In vitro studies have shown that cytochrome P450 CYP isoenzymes (3A4, 2A6, 2C8 and 2C9) are involved in the metabolism of montelukast, while in therapeutic concentrations montelukast does not inhibit cytochrome P450 CYP isoenzymes: 3A4, 2C9, 1A2,
2A6, 2C19 and 2D6. Metabolites have insignificant therapeutic effect of montelukast.

Elimation
Plasma clearance of montelukast in healthy adult volunteers averages 45 ml/min. After ingestion of radioactively labeled montelukast, 86% of it is excreted through the intestine within 5 days and less than 0.2% through the kidneys, confirming that montelukast and its metabolites are excreted almost exclusively with bile.
The half-life of montelukast in young healthy adults is 2.7 to 5.5 hours. Pharmacokinetics of montelukast remains almost linear when administered orally in doses over 50 mg. When taking montelukast in the morning and evening hours
no differences in pharmacokinetics are observed. When taking 10 mg of montelukast once a day a moderate (about 14%) cumulation of the active substance in plasma is observed.

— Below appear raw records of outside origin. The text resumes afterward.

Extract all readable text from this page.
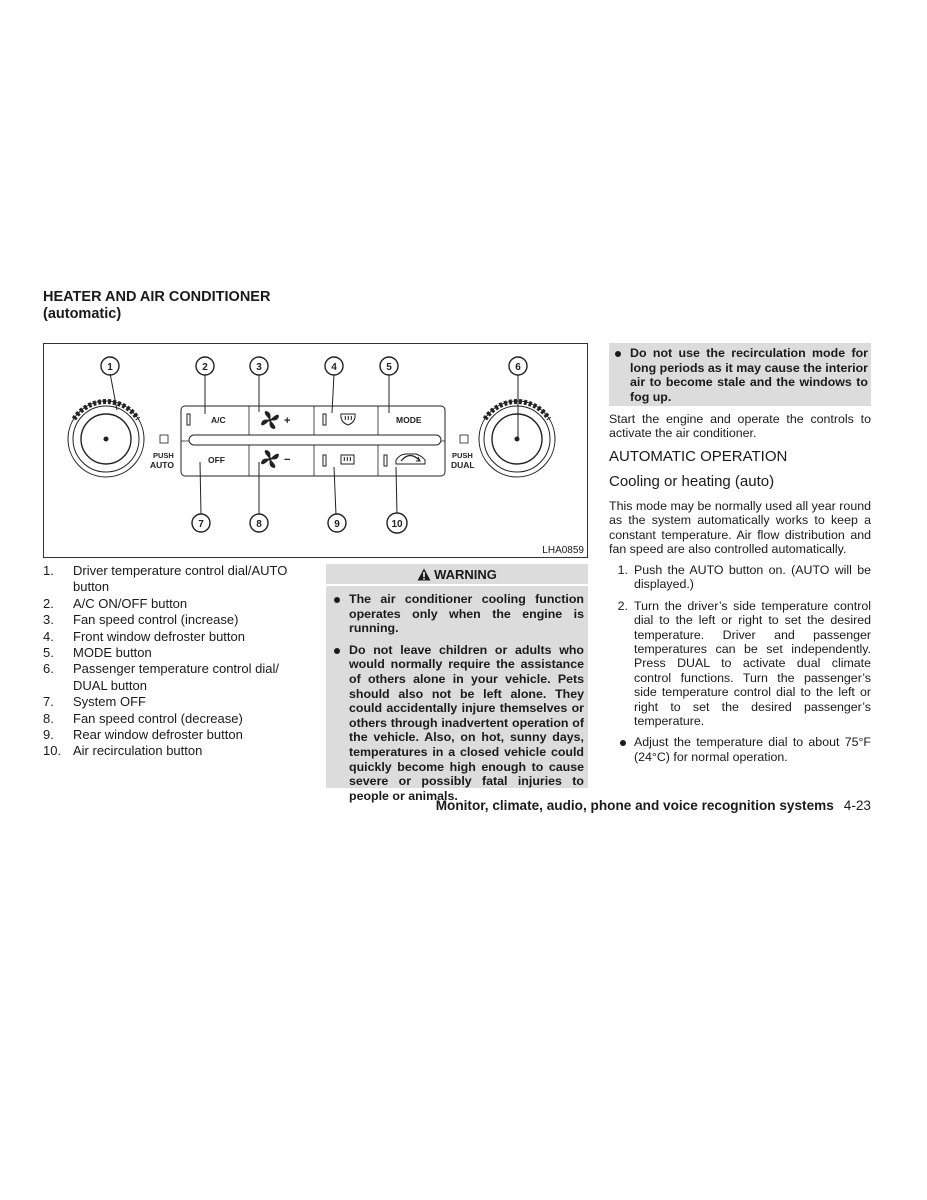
HEATER AND AIR CONDITIONER
(automatic)
1	2	3	4	5	6
7	8	9	10
A/C	+	MODE
OFF	−
PUSH
AUTO
PUSH
DUAL
LHA0859
1.	Driver temperature control dial/AUTO button
2.	A/C ON/OFF button
3.	Fan speed control (increase)
4.	Front window defroster button
5.	MODE button
6.	Passenger temperature control dial/ DUAL button
7.	System OFF
8.	Fan speed control (decrease)
9.	Rear window defroster button
10. Air recirculation button
WARNING
The air conditioner cooling function operates only when the engine is running.
Do not leave children or adults who would normally require the assistance of others alone in your vehicle. Pets should also not be left alone. They could accidentally injure themselves or others through inadvertent operation of the vehicle. Also, on hot, sunny days, temperatures in a closed vehicle could quickly become high enough to cause severe or possibly fatal injuries to people or animals.
Do not use the recirculation mode for long periods as it may cause the interior air to become stale and the windows to fog up.
Start the engine and operate the controls to activate the air conditioner.
AUTOMATIC OPERATION
Cooling or heating (auto)
This mode may be normally used all year round as the system automatically works to keep a constant temperature. Air flow distribution and fan speed are also controlled automatically.
1. Push the AUTO button on. (AUTO will be displayed.)
2. Turn the driver’s side temperature control dial to the left or right to set the desired temperature. Driver and passenger temperatures can be set independently. Press DUAL to activate dual climate control functions. Turn the passenger’s side temperature control dial to the left or right to set the desired passenger’s temperature.
Adjust the temperature dial to about 75°F (24°C) for normal operation.
Monitor, climate, audio, phone and voice recognition systems 4-23
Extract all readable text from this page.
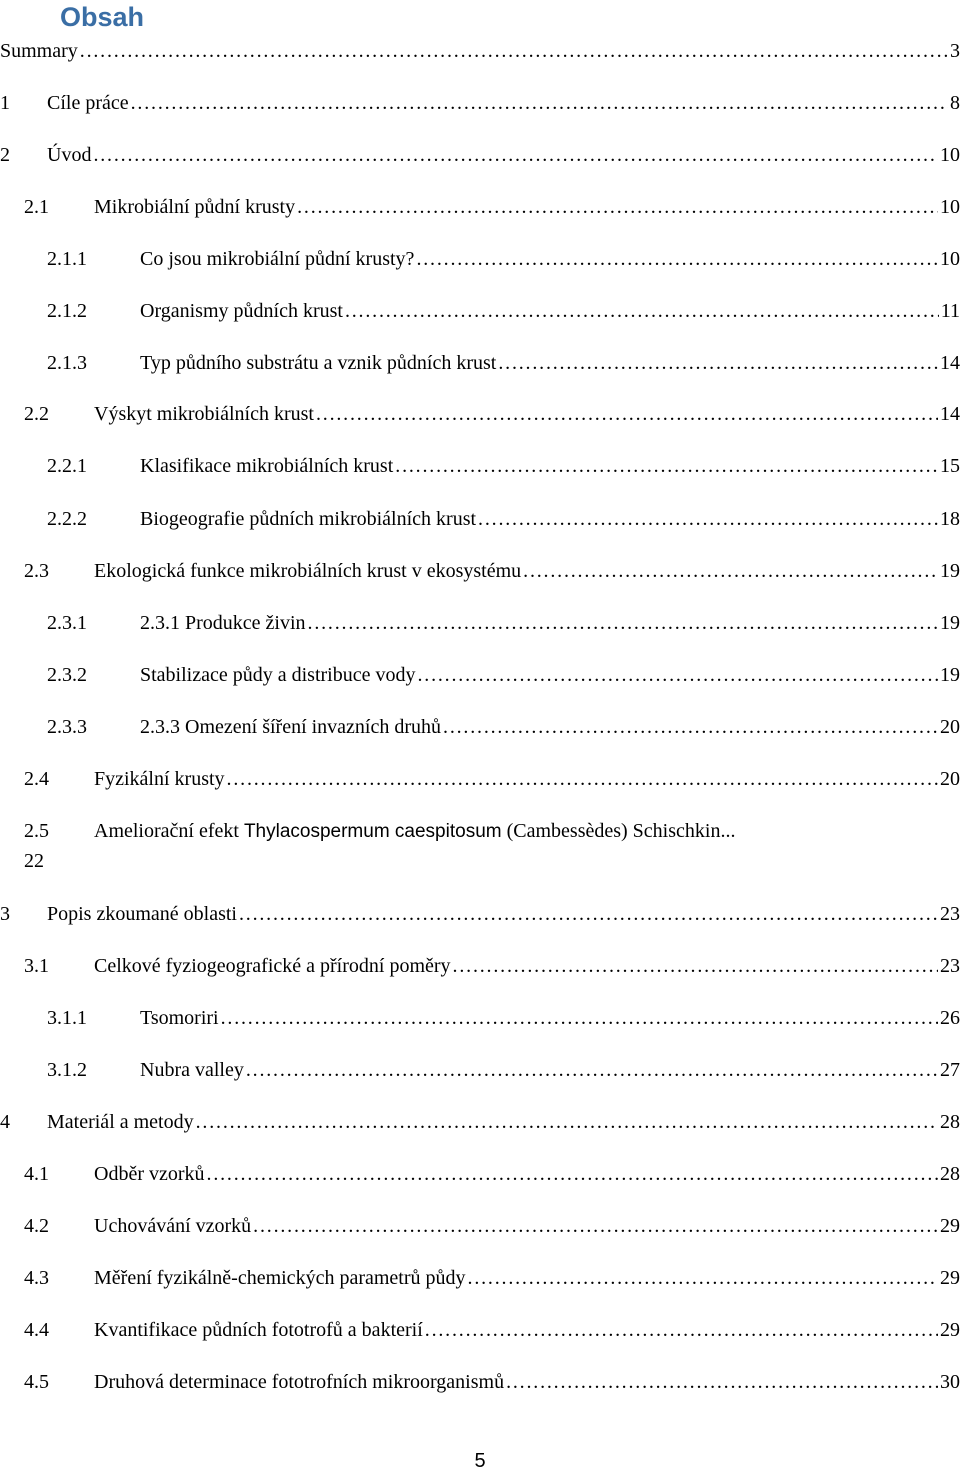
Obsah
Summary . . .	3
1 Cíle práce . . .	8
2 Úvod . . .	10
2.1 Mikrobiální půdní krusty . . .	10
2.1.1	Co jsou mikrobiální půdní krusty? . . .	10
2.1.2	Organismy půdních krust . . .	11
2.1.3	Typ půdního substrátu a vznik půdních krust . . .	14
2.2 Výskyt mikrobiálních krust . . .	14
2.2.1	Klasifikace mikrobiálních krust . . .	15
2.2.2	Biogeografie půdních mikrobiálních krust . . .	18
2.3 Ekologická funkce mikrobiálních krust v ekosystému . . .	19
2.3.1	2.3.1 Produkce živin . . .	19
2.3.2	Stabilizace půdy a distribuce vody . . .	19
2.3.3	2.3.3 Omezení šíření invazních druhů . . .	20
2.4 Fyzikální krusty . . .	20
2.5 Ameliorační efekt Thylacospermum caespitosum (Cambessèdes) Schischkin ...
22
3 Popis zkoumané oblasti . . .	23
3.1 Celkové fyziogeografické a přírodní poměry . . .	23
3.1.1	Tsomoriri . . .	26
3.1.2	Nubra valley . . .	27
4 Materiál a metody . . .	28
4.1 Odběr vzorků . . .	28
4.2 Uchovávání vzorků . . .	29
4.3 Měření fyzikálně-chemických parametrů půdy . . .	29
4.4 Kvantifikace půdních fototrofů a bakterií . . .	29
4.5 Druhová determinace fototrofních mikroorganismů . . .	30
5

Peculiarities of the pharmacokinetics of montelukast in different groups of patients

Gender
The pharmacokinetics of montelukast in men and women are similar.

Elderly patients
With a single oral administration of 10 mg of montelukast, the pharmacokinetic profile and bioavailability are similar in elderly and younger patients. The plasma elimination half-life of montelukast is somewhat longer in the elderly. Dose adjustment of the drug in
elderly people is not required.

Race
No differences in clinically significant pharmacokinetic effects were found in patients of different races.

Hepatic impairment
. In patients with mild to moderate hepatic impairment and clinical manifestations of liver cirrhosis, a slowing of montelukast metabolism was noted, accompanied by an increase in the area under the pharmacokinetic concentration-time curve (AUC) of approximately 41% after a single dose of 10 mg.
The half-life of montelukast in these patients is slightly longer compared to healthy volunteers (mean half-life – 7.4 hours).
No change in the dose of montelukast for patients with mild to moderate hepatic impairment is required. There are no data on the nature of pharmacokinetics of montelukast in patients with severe hepatic impairment (more than 9 points on the Child-Pugh scale).

Renal insufficiency
Since montelukast and its metabolites are virtually not excreted through the kidneys, the pharmacokinetics of montelukast in patients with renal insufficiency have not been evaluated.
Adjustment of the drug dose for this group of patients is not required.